一种可能的用法是更改SWN3使其中的方法extract返回 a Double

public Double extract(String word)
{
    Double total = new Double(0);
    if(_dict.get(word+"#n") != null)
         total = _dict.get(word+"#n") + total;
    if(_dict.get(word+"#a") != null)
        total = _dict.get(word+"#a") + total;
    if(_dict.get(word+"#r") != null)
        total = _dict.get(word+"#r") + total;
    if(_dict.get(word+"#v") != null)
        total = _dict.get(word+"#v") + total;
    return total;
}

Then, giving a String that you want to tag, you can split it so it'll have only words (with no signs and unknown chars) and using the result returned from extractmethod on each word, you can decide what is the average weight of the String:

然后,给出一个要标记的字符串,您可以将其拆分,使其只有单词(没有符号和未知字符)并使用从extract每个单词的方法返回的结果,您可以决定什么是平均权重字符串:

String[] words = twit.split("\s+"); 
double totalScore = 0, averageScore;
for(String word : words) {
    word = word.replaceAll("([^a-zA-Z\s])", "");
    if (_sw.extract(word) == null)
        continue;
    totalScore += _sw.extract(word);
}
verageScore = totalScore;

if(averageScore>=0.75)
    return "very positive";
else if(averageScore > 0.25 && averageScore<0.5)
    return  "positive";
else if(averageScore>=0.5)
    return  "positive";
else if(averageScore < 0 && averageScore>=-0.25)
    return "negative";
else if(averageScore < -0.25 && averageScore>=-0.5)
    return "negative";
else if(averageScore<=-0.75)
    return "very negative";
return "neutral";

I found this way easier and it works fine for me.

我发现这种方式更容易,而且对我来说效果很好。



UPDATE:

更新:

I changed _dictto _dict = new HashMap<String, Double>();So it will have a Stringkey and a Doublevalue.

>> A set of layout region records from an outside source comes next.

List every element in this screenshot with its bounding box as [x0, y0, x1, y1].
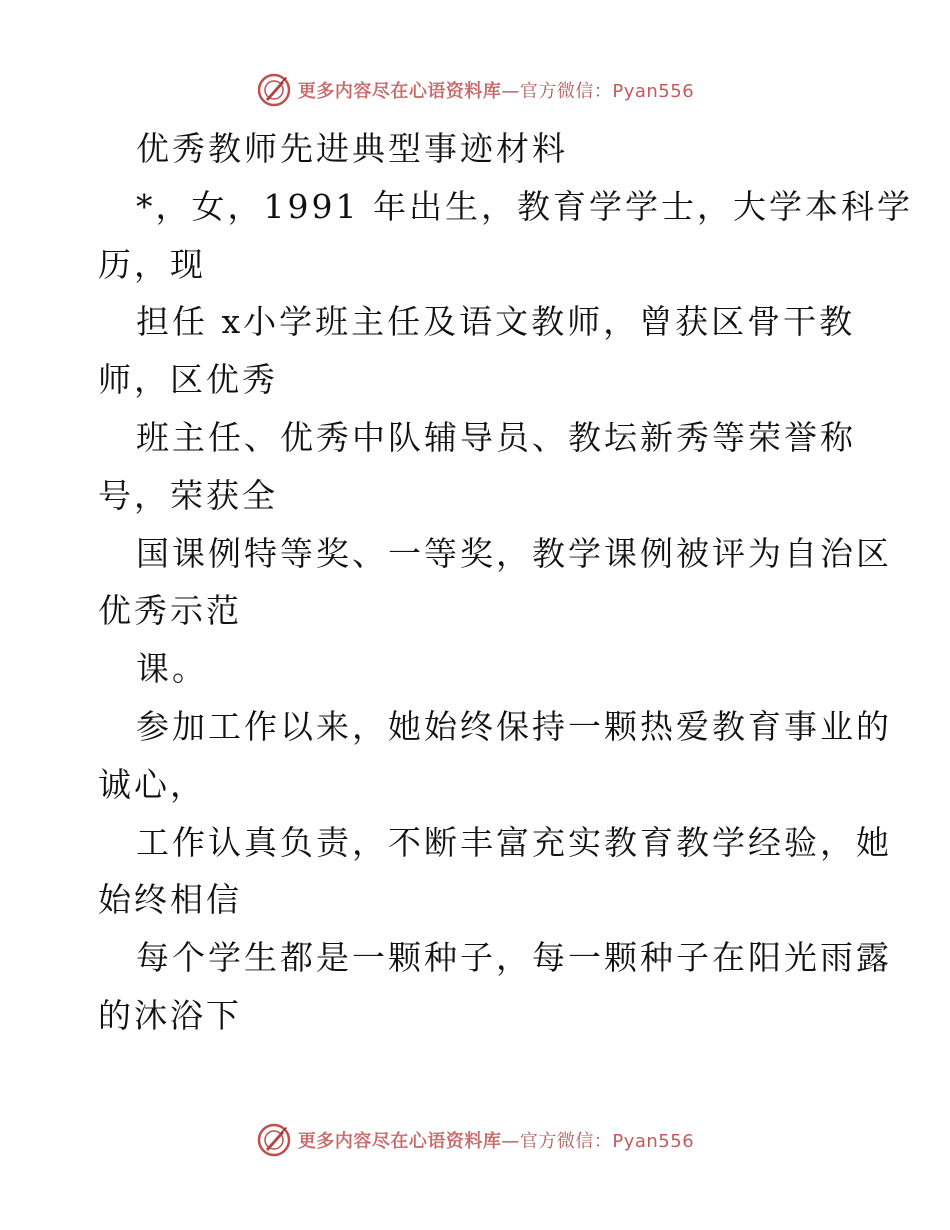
text-line: 班主任、优秀中队辅导员、教坛新秀等荣誉称	[136, 417, 856, 457]
header-watermark	[0, 70, 950, 110]
document-body	[98, 120, 913, 1045]
text-line: 历，现	[98, 244, 206, 284]
text-line: *，女，1991 年出生，教育学学士，大学本科学	[136, 186, 913, 226]
header-watermark-text	[298, 77, 694, 103]
quill-seal-icon	[256, 1122, 292, 1158]
text-line: 的沐浴下	[98, 995, 242, 1035]
document-title: 优秀教师先进典型事迹材料	[136, 129, 568, 168]
watermark-id: Pyan556	[612, 81, 695, 102]
watermark-id: Pyan556	[612, 1131, 695, 1152]
quill-seal-icon	[256, 72, 292, 108]
text-line: 国课例特等奖、一等奖，教学课例被评为自治区	[136, 533, 892, 573]
watermark-separator: —	[501, 1131, 520, 1152]
text-line: 每个学生都是一颗种子，每一颗种子在阳光雨露	[136, 938, 892, 978]
watermark-brand: 更多内容尽在心语资料库	[297, 1131, 502, 1152]
footer-watermark	[0, 1120, 950, 1160]
text-line: 优秀示范	[98, 591, 242, 631]
text-line: 师，区优秀	[98, 360, 278, 400]
text-line: 始终相信	[98, 880, 242, 920]
text-line: 担任 x小学班主任及语文教师，曾获区骨干教	[136, 302, 856, 342]
text-line: 课。	[136, 649, 208, 689]
watermark-label: 官方微信：	[519, 1131, 613, 1152]
text-line: 工作认真负责，不断丰富充实教育教学经验，她	[136, 822, 892, 862]
watermark-label: 官方微信：	[519, 81, 613, 102]
watermark-separator: —	[501, 81, 520, 102]
footer-watermark-text	[298, 1127, 694, 1153]
text-line: 参加工作以来，她始终保持一颗热爱教育事业的	[136, 706, 892, 746]
text-line: 号，荣获全	[98, 475, 278, 515]
watermark-brand: 更多内容尽在心语资料库	[297, 81, 502, 102]
text-line: 诚心，	[98, 764, 206, 804]
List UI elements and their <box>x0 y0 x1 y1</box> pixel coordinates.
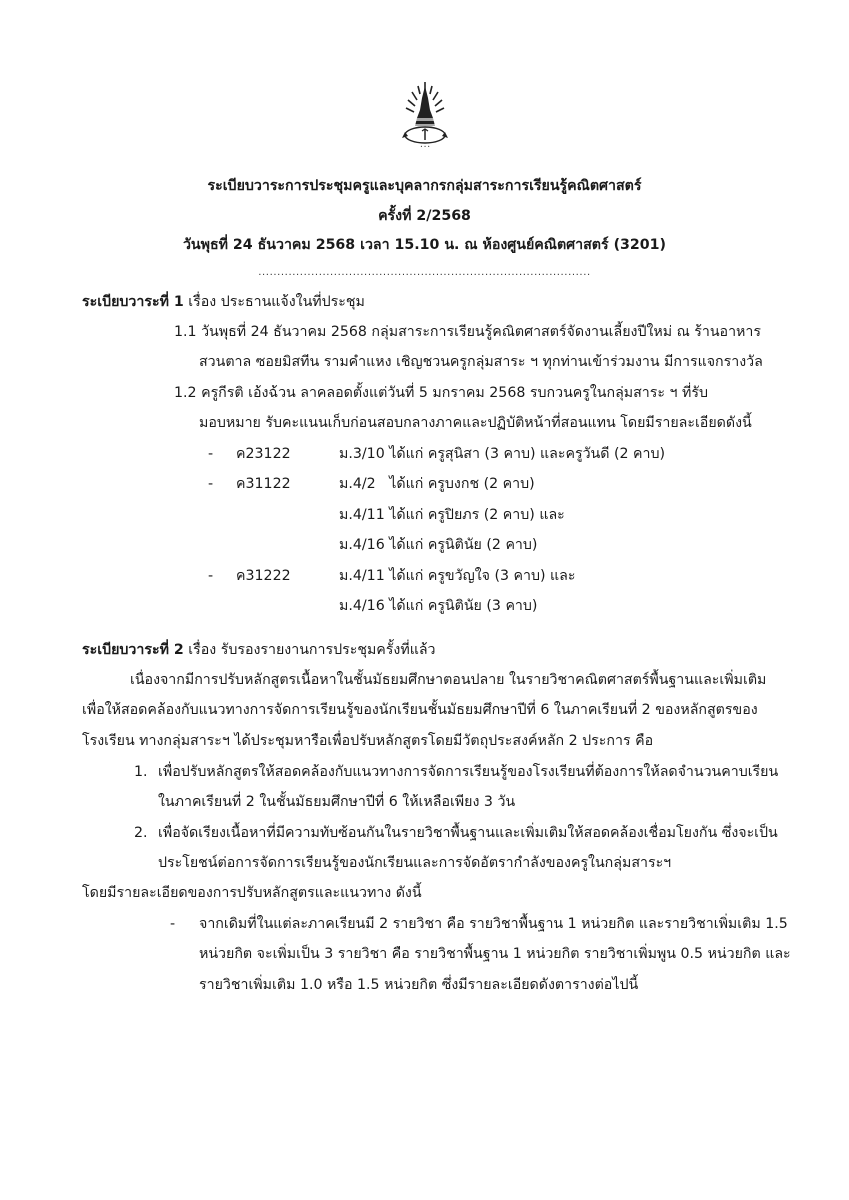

我改_dict_dict = new HashMap<String, Double>();那么它将有一个String键和一个Double值。

So I replaced _dict.put(word, sent);wish _dict.put(word, score);

所以我替换了_dict.put(word, sent);wish_dict.put(word, score);

回答by user2215524

for that you should write the main function, in that provide the path of csv, extract words from it. and then call extract function by sending the word and its pos.

为此,您应该编写 main 函数,在该函数中提供 csv 的路径,从中提取单词。然后通过发送单词及其位置来调用提取函数。